The problem with comedians is that all the reasons that mean they must be on stage or all the reasons they must never be on stage.
It is good for them.
It is not at all good for them.
It is the old keys to heaven, gates to hell debacle.
Having not done an Edinburgh run for three years, my memory of its rigours are rusty and distant.
I arrived on Tuesday.
Within 23 minutes of placing my feet on Edinburgh Waverley tarmac, my producer looks at me, sad-faced, and says “ticket sales are disappointing.”
Don’t do that.
We aim to have at least one night without misanthropy, melancholy and self-loathing.
Then, I made the mistake of drinking with Michael Legge.
I did not get drunk, but forgot that at 48 you don’t need to get drunk to get a hangover.
I only had to do one of my shows on Wednesday.
Being a daytime preview, it was a small audience.
I was not happy with the mulch-headed delivery and I failed to find gags when they were hanging there.
The clouds gather.
The doom clangs on an anvil.
It has all been a terrible mistake.
You will now embarrass yourself in front of your peers.
With so many comedians covering the rooftops, basements and sheds, you have been revealed to be an impostor. Stand up and reveal your twenty-five year ruse to the panel.

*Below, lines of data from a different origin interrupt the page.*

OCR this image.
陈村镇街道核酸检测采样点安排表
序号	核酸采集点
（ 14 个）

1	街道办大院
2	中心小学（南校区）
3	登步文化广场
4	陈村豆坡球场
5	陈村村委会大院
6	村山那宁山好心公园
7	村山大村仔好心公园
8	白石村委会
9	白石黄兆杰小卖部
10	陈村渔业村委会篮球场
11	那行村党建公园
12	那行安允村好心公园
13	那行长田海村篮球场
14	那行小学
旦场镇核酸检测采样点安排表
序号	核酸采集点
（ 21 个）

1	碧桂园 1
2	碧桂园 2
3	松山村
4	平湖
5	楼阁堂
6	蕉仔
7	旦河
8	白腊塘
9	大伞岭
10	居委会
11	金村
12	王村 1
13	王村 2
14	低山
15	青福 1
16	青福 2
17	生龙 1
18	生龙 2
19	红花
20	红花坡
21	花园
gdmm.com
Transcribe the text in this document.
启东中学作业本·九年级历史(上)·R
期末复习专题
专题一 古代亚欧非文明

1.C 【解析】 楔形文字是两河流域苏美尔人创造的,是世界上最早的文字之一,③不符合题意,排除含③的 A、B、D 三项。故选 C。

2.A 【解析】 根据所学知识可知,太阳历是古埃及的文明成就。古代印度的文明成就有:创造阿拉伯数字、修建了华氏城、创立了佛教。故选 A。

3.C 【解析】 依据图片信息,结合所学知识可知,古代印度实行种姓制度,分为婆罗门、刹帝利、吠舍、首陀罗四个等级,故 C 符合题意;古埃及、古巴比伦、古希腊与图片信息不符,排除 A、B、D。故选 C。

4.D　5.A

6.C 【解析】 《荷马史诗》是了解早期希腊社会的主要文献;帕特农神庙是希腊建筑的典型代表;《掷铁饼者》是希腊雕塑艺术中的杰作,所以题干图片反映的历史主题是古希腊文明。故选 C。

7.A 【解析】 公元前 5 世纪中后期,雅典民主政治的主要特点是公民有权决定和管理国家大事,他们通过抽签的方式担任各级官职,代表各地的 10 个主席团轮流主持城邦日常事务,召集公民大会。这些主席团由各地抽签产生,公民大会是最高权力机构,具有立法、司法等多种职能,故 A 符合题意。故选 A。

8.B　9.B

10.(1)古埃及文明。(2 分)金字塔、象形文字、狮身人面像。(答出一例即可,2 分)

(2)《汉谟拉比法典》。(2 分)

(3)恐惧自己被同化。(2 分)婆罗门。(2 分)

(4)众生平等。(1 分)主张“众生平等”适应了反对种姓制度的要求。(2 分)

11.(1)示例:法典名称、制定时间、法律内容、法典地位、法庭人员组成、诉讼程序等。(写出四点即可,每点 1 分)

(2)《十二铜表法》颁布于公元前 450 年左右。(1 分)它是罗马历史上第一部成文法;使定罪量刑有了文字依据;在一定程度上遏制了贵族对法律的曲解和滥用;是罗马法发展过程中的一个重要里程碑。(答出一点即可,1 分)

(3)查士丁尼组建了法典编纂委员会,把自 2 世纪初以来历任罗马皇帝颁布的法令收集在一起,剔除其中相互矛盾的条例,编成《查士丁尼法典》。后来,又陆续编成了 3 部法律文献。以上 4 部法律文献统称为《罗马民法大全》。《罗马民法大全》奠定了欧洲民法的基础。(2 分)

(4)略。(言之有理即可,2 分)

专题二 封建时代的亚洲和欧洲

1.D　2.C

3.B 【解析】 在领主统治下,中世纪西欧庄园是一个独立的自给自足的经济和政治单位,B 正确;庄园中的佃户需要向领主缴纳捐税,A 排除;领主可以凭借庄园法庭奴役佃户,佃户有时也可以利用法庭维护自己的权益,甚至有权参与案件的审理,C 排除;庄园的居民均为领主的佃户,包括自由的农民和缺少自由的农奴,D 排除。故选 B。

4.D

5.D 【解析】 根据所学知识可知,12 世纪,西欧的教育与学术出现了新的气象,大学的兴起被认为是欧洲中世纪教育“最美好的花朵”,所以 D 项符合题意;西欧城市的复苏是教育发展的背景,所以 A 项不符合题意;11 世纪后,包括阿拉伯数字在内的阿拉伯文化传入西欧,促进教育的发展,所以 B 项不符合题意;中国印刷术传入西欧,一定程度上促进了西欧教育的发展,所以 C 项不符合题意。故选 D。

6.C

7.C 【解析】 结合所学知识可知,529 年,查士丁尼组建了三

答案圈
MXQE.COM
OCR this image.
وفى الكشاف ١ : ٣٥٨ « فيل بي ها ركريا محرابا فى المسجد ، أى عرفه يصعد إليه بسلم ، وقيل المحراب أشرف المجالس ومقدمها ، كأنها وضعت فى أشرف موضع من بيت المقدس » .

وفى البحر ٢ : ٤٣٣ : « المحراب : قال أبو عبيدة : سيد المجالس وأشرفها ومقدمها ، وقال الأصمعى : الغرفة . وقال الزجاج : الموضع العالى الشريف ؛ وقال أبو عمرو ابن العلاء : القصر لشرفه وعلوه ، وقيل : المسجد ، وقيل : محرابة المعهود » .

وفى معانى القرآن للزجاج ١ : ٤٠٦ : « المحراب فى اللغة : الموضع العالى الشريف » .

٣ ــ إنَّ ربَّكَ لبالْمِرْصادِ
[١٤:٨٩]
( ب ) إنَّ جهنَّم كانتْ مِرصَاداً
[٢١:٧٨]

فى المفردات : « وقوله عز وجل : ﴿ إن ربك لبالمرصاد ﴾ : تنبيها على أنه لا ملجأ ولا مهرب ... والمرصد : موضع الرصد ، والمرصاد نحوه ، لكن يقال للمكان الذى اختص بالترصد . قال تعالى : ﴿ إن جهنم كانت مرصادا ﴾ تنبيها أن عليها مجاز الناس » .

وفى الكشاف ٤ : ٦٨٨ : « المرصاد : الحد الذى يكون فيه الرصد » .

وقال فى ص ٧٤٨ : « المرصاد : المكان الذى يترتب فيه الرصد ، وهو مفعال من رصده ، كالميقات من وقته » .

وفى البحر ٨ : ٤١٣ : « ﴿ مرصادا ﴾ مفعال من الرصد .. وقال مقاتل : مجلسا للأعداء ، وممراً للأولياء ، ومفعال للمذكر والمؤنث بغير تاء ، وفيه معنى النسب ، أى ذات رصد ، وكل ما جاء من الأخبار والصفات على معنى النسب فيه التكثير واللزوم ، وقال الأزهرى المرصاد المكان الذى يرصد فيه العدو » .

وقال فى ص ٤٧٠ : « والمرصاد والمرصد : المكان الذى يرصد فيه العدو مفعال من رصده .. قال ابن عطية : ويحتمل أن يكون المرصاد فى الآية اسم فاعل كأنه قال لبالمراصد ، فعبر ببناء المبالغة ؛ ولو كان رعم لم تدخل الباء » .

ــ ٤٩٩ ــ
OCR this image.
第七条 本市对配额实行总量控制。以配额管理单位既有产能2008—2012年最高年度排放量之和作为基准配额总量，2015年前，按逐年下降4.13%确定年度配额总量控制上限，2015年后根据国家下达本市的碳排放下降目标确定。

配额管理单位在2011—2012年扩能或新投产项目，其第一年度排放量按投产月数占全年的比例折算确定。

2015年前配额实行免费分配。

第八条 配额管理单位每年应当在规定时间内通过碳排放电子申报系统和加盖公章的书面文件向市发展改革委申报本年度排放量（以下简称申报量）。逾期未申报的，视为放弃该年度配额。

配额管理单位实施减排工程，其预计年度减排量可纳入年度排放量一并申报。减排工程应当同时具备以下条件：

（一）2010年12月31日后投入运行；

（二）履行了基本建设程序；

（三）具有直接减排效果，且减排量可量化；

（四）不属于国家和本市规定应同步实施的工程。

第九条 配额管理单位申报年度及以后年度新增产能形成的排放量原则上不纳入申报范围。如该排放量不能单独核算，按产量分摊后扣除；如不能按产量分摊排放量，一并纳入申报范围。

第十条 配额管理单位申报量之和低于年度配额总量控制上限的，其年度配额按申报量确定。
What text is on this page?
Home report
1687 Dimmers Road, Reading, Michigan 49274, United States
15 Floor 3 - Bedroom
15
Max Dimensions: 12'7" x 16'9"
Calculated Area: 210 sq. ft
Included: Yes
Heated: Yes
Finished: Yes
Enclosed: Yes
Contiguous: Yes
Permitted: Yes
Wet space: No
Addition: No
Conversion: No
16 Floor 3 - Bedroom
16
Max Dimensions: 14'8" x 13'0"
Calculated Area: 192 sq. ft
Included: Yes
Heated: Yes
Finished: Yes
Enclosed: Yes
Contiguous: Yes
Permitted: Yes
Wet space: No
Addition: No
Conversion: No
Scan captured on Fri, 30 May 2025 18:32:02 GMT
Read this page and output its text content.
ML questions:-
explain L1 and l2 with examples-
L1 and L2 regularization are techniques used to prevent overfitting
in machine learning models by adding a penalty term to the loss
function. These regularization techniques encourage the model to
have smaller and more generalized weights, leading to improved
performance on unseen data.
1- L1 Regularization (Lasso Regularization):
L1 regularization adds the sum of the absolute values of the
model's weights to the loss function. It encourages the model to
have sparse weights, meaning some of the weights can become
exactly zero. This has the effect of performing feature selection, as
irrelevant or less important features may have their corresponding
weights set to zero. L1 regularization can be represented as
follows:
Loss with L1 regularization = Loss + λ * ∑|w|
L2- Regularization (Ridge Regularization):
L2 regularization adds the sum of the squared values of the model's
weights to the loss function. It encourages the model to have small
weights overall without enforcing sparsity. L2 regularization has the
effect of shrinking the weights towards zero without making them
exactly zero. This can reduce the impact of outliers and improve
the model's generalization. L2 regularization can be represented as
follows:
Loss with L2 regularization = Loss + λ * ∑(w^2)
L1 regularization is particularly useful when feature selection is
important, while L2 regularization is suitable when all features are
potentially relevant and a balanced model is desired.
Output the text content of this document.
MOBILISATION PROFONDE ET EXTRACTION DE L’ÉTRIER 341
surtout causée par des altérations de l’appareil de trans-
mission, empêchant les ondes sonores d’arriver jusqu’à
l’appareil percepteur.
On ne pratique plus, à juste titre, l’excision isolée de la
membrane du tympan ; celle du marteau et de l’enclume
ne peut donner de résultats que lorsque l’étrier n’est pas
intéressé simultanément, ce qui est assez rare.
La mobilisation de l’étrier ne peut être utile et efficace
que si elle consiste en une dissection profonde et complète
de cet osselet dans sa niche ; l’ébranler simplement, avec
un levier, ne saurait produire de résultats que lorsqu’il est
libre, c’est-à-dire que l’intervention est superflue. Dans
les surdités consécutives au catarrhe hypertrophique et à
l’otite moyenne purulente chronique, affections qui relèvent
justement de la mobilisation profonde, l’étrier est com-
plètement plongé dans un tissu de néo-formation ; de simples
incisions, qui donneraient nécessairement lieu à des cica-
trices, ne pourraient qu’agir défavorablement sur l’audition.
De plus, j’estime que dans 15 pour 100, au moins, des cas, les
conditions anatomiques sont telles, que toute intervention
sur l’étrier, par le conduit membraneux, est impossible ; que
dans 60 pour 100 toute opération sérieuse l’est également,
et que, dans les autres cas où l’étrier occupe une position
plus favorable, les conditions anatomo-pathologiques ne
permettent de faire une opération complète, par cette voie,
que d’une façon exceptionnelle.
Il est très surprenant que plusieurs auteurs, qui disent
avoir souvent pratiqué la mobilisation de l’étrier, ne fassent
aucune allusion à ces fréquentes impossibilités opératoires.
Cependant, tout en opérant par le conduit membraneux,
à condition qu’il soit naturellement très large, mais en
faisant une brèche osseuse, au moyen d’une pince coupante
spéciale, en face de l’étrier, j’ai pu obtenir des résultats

Last night, sat alone near a concrete cow and a glass of red wine, I toyed with getting the sleeper train.
My dreams were show rewrites.
I had a good scone on the way to the venue, it seemed to be a date and yeast omen in its deliciousness.
More people in the room.
My brain unfuddled.
Despite the length of time I have been showing off, at 1am I did not believe I could find the show I had lost. Walking on at 130pm, there it was.
I remembered what I had forgotten the day before, I had forgotten the point of the show, the reason I was standing there. Now, I recalled why I thought this was a good idea in February.
I had enough fun to eat solids afterwards, a full vegetarian breakfast.
Even if my other show failed, I knew that I could end the day thinking, “well I know one show works if I remember what I am doing and why.”
I did a lot of walking.
Many of the sentences I would be propelling out in a cascade had not made it out of my brain before.
Standing in the stockroom/prop room/ dressing room, I wondered if I would remember any of my intentions.
The audience were lovely. My mind behaved or misbehaved, whatever is required and I enjoyed myself. I think they did, too.
Now I know, even if I cock it up, these idle thoughts have energy. There are shows there, it is up to me to ensure I don’t let them slip away. I am relieved, but I am not relaxed. There is not time for that.
I also saw Hannah Gadsby’s Nanette yesterday. You must see it. Off to See Gavin Webster tomorrow, see him too. Also Barry Crimmins is coming to town, he is quite legendary.
“Resilience” Good on you! I am pleased to read this.